President Uhuru Kenyatta on Friday June 24 met with Canadian Prime Minister Justin Trudeau in Kigali Rwanda.
In a statement dated Saturday, June 25, the two discussed a wide range of topics, including the impact of the Russia-Ukraine war on global food distribution and how to develop bilateral ties between the two nations.
The two leaders concurred that Commonwealth nations should continue cooperating to promote democracy, peace and security, and human rights.
During the conference that took place on the sidelines of the Commonwealth Heads of Government Meeting, it was underlined that the crisis disproportionately affected Africa’s most vulnerable populations.

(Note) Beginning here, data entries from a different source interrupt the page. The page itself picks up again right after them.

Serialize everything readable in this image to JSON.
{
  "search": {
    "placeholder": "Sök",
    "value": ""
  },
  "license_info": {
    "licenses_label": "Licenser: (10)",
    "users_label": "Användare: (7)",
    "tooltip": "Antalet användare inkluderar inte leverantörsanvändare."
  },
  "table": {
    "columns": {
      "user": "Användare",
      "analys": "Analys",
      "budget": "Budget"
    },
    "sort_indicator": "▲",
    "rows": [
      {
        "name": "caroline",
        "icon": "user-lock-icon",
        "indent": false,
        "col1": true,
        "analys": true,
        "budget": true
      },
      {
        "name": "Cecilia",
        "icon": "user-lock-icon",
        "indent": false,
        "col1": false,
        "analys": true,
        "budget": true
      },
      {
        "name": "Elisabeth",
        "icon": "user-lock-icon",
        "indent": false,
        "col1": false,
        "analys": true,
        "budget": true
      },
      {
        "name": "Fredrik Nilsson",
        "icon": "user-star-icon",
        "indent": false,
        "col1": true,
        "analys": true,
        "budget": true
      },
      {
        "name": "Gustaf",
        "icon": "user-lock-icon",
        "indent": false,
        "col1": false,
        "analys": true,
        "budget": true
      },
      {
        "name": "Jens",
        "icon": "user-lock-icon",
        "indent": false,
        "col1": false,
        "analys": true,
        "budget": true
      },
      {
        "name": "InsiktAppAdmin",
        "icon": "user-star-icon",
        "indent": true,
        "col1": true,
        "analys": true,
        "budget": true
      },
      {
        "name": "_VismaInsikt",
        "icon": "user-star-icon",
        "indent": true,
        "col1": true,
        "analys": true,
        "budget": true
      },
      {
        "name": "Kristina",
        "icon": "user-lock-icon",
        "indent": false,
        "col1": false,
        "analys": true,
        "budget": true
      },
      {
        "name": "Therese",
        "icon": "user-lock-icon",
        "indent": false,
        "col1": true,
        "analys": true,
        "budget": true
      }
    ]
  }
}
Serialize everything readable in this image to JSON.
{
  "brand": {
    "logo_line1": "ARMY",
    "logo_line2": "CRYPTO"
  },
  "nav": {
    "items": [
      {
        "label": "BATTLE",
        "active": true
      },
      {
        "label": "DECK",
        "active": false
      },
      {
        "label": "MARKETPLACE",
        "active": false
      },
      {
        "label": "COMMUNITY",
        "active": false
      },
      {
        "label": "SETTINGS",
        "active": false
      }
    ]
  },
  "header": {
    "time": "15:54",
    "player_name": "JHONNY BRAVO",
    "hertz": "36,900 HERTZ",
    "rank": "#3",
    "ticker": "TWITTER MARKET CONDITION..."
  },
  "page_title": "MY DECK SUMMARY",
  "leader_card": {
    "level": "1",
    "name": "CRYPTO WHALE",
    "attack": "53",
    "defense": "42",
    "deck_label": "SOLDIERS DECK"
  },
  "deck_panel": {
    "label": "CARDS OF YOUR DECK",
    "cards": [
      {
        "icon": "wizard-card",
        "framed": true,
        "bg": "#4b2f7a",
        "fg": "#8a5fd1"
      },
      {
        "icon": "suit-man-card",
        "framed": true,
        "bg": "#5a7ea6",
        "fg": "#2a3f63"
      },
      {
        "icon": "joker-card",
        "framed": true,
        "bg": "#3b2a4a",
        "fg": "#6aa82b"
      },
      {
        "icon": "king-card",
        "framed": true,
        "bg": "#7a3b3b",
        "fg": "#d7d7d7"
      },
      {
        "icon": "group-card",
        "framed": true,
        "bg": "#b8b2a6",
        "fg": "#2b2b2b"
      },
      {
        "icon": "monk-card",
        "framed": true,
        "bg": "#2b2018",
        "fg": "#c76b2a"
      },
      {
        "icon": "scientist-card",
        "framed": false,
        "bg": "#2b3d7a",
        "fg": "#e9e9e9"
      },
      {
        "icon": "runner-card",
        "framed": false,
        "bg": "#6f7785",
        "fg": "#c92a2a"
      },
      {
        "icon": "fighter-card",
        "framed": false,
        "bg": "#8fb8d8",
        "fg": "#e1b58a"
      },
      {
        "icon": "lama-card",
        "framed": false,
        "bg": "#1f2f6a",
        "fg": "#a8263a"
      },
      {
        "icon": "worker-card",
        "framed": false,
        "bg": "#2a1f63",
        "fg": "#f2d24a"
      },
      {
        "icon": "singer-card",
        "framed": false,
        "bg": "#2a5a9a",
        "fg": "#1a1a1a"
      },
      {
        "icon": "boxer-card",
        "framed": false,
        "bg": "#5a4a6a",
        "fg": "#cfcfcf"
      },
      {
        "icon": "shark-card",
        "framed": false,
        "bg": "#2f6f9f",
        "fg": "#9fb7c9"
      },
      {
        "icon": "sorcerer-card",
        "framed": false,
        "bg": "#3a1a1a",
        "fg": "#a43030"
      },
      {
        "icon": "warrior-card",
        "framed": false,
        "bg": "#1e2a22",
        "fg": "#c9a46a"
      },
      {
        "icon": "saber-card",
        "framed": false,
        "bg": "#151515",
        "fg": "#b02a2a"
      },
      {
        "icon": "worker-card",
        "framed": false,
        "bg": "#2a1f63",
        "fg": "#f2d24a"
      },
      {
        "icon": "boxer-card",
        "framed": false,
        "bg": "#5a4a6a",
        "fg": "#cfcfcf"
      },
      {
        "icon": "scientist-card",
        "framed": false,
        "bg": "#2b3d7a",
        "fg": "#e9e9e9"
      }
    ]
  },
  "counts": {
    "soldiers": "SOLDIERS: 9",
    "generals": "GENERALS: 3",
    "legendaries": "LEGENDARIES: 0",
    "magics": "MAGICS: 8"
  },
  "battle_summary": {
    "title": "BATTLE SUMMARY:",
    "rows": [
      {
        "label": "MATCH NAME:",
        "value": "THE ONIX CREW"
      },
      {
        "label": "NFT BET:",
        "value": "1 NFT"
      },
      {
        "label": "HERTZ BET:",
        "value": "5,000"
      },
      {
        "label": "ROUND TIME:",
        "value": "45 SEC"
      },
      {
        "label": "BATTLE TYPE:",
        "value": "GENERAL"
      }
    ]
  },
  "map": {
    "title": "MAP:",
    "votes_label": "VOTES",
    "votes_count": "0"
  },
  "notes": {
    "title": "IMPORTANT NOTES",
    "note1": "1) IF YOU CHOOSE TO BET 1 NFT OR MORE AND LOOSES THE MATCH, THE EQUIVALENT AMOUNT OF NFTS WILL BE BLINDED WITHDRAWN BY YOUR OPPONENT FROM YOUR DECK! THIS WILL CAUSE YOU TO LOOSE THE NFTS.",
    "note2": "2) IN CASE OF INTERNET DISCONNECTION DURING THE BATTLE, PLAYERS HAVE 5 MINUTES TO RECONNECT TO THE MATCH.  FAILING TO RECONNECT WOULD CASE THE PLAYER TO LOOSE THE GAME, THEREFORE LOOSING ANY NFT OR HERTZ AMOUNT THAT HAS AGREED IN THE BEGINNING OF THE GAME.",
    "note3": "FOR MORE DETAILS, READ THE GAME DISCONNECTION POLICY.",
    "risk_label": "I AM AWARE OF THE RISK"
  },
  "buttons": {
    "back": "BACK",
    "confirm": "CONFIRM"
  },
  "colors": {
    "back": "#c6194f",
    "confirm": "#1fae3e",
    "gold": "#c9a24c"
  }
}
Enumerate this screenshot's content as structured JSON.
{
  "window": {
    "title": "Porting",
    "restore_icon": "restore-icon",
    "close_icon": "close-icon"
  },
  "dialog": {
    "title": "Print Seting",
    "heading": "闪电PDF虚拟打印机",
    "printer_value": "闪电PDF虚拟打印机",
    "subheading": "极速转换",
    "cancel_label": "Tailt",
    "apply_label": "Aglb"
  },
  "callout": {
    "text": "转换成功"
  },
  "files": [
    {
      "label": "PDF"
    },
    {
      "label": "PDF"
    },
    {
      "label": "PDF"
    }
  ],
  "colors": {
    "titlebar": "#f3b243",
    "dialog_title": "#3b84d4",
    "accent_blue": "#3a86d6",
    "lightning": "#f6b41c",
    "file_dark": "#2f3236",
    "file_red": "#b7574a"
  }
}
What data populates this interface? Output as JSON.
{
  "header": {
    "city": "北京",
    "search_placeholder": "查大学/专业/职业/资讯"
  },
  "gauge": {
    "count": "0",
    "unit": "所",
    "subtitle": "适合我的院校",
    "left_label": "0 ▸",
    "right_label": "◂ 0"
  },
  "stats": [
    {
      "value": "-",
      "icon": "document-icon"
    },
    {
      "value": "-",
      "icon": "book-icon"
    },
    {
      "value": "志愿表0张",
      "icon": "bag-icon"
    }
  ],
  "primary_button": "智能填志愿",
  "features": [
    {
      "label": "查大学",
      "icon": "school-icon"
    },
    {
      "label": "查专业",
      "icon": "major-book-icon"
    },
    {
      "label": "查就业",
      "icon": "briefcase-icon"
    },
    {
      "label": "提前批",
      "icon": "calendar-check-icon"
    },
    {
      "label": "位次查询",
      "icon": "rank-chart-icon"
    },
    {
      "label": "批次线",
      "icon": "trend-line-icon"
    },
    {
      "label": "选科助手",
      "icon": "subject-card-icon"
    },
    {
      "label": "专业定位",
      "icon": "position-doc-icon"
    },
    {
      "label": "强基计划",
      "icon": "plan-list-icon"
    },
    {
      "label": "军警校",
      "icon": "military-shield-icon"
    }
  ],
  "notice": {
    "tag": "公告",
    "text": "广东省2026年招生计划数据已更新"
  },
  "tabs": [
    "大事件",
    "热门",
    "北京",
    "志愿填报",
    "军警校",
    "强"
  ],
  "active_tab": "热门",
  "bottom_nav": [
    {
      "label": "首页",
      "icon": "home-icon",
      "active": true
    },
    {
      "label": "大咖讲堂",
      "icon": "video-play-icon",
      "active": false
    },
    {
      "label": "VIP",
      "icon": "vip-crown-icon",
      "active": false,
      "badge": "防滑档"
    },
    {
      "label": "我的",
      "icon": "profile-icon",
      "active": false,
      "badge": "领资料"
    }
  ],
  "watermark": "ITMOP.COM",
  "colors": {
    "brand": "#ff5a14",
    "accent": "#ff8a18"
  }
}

“The two leaders committed to continue working to advance shared priorities for Canada and Kenya, including in the areas of trade, environmental protection, and the recovery from the ongoing impacts of the COVID-19 pandemic.
“They underlined their interest in deepening the trade and investment relationship between Canada and Kenya to enhance prosperity and make life better for people,” read the statement in part.
The conference occurred just days after reports revealed that Canada’s labor shortfall had topped 1 million.
According to a report issued by Statistics Canada on June 22, immigrants have contributed to the Canadian labor force for decades.
Accommodation and food service providers are expected to face a 64% labor shortfall, followed by construction and manufacturing, as well as administrative and support, waste management, and remediation services.
“Immigration has always been the driving force behind Canada’s labour supply. But with job vacancies in late 2021 80% higher than before the Covid-19 pandemic and the working-age population ageing, high levels of immigration will be even more critical to the labour market,” the report read.
Over the years, Kenya and Canada have maintained a cordial partnership characterized by mutually beneficial imports and exports.